Chinese firms in US advised to learn rules
Updated: 2014-09-11 13:13
By CHANG JUN in San Francisco(China Daily USA)
Despite continuous growth of China's direct investment in the United States and China sponsored projects in California, Chinese enterprises still have a long way to go to get familiar with the American business culture, as well as government regulations and rules, warned policy makers and industry insiders.
To better educate Chinese enterprises on doing business in the US and share industry expertise across sectors, the Chinese Enterprise Association (CEA) teamed up with the China General Chamber of Commerce-USA (CGCC) to hold the 2014 CEA China-California Economic Forum|CGCC IT Committee Annual Conference in San Francisco.
Chinese enterprises, some Fortune 500 companies, in recent years have shown a tendency to keep expanding the scope and footprint of their business in the US, Xia Xiang, economic and commercial counselor at the Chinese Consulate General in San Francisco, told the gathering. "We've seen a lot of investment injected into the real estate and high-tech sectors in California, especially the Bay Area."
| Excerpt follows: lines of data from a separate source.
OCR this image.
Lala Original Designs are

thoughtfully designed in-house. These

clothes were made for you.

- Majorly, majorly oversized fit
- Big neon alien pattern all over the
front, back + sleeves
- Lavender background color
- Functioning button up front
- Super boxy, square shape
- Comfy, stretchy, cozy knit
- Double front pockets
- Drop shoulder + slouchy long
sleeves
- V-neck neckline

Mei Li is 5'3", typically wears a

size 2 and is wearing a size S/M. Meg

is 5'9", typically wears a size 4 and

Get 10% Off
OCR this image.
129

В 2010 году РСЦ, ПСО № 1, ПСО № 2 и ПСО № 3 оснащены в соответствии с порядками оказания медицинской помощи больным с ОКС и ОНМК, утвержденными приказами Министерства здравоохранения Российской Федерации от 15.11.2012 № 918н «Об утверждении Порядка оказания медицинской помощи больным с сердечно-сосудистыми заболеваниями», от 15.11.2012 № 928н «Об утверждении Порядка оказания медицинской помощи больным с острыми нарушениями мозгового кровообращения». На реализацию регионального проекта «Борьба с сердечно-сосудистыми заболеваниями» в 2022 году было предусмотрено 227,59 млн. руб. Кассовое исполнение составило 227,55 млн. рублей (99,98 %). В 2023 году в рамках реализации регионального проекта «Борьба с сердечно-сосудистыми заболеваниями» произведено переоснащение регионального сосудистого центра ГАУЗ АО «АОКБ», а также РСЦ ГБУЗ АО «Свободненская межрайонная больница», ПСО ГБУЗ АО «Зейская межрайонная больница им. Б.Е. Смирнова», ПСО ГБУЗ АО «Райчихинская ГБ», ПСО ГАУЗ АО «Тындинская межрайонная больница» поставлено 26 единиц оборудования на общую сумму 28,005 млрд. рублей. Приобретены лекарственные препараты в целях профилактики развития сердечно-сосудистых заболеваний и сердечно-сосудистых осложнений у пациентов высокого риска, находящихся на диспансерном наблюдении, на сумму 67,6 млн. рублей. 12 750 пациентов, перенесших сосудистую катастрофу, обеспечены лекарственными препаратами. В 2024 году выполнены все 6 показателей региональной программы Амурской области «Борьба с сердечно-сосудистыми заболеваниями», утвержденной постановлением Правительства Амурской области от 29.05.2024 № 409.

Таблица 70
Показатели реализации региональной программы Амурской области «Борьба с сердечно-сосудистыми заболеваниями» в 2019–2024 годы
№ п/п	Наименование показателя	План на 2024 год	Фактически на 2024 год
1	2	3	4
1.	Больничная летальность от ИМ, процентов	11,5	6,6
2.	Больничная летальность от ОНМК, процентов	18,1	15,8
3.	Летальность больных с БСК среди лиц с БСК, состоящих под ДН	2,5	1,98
Chinese companies are operating in a more organized and structured manner nowadays, said Xia, adding many explicitly position themselves as international, multibilliondollar companies that cherish their integrity and credibility. "I don't doubt their competence in terms of future global industry leadership and influence," he added. Although the number of Chinese investments in California is not the first in the overall amount in the nation, as Xia pointed out, "but we have the largest number of deals made in the Bay Area."
However, a majority of the Chinese enterprises operating in the US face business hurdles and cultural barriers, said Skip Whitney, executive vice-president and partner at Kidder Mathews, a US business property management firm.
"They need to work with the local professionals to help them better do business in the US," Whitney said, adding that in the past two months his company has helped nine Chinese enterprises that want to open offices in the Bay Area.
Chinese investment into the US has increased dramatically in the last decade, starting from less than $1 billion in 2008 to $14.1 billion last year, which was the first time that Chinese direct investment in the US surpassed its US counterpart investment in China. The structural shift is highly likely to continue, said the Asia Society, and it "will profoundly alter the economic balance between the two largest economies".
In the second quarter of this year, Chinese companies have spent $2.1 billion on 35 direct investment transactions in the US, according to the Rhodium Group, a consultancy that tracks Chinese overseas investments. The group also indicates that Chinese funding now is more likely to invest in travel, financial services and the entertainment industry.
In Asia Society's newest report released in April, High Tech: The Next Wave of Chinese Investment in America, researchers find that more and more Chinese companies are investing in a broad range of American technology sectors, ranging from automotive and information technology to machinery, aviation and medical devices. The report also indicates that California has "increasingly asserted itself as one of the most desirable locations for inbound Chinese investment".
Ben Chen, president of CEA, said his organization of about 180 members is busy with answering inquiries from interested Chinese enterprises and helping those who have already set a footprint in the US.
"Besides finding them a business property for an office, we also show them around among professionals here, including attorneys and tax experts to help them expedite the whole process," Chen said. "Either way, we feel our association can and should play a bigger role."
Wang Jingxi, general manager at Suning Commerce R&D Center USA, which was established last year by Chinese retailer Suning Commerce Group in Palo Alto, said he had a rough year trying to maneuver his company between the American business environment and his parent company's ambitious marketing goals.
"I spent a lot of time explaining differences in operation and management between the US and China, and trying to convince our senior management back in China that it might take longer than they expect to transform our research findings into products and generate profits," said Wang, adding he is introducing the establishment of co-labs with well-established US companies such as IBM and Oracle.
Meanwhile, Wang spares no effort in promoting his research center as a transparent and trustworthy partner to potential US partners. "In business talks with Safeway, I would take time to explain who we are and what we do, try to be as candid and sincere as I can," said Wang, adding that he believes US companies also need time to get to know each other and build mutual trust.
Arthur Wang, president of Zarsion America Inc, the division of Zarsion Holdings Group which committed $1.5 billion to building the Oakland-based Brooklyn Basin in 15 years and just completed two transactions with the Oakland city government, said new real estate companies from China should bear in mind that they have to operate by rules and laws, and don't risk their credibility by engaging in any legal breach.
"There are lot of differences in the US and China real estate market," said Wang. "You need to be very careful for each step you are going to take." Zhao Litao, deputy general manager of Air China's San Francisco office, said she would use the CEA as a platform to better serve member companies and share information. "Although competition in the aviation market is fierce, we believe as a united group we can benefit from a closer relationship with other Chinese companies operating in the US," Zhao said.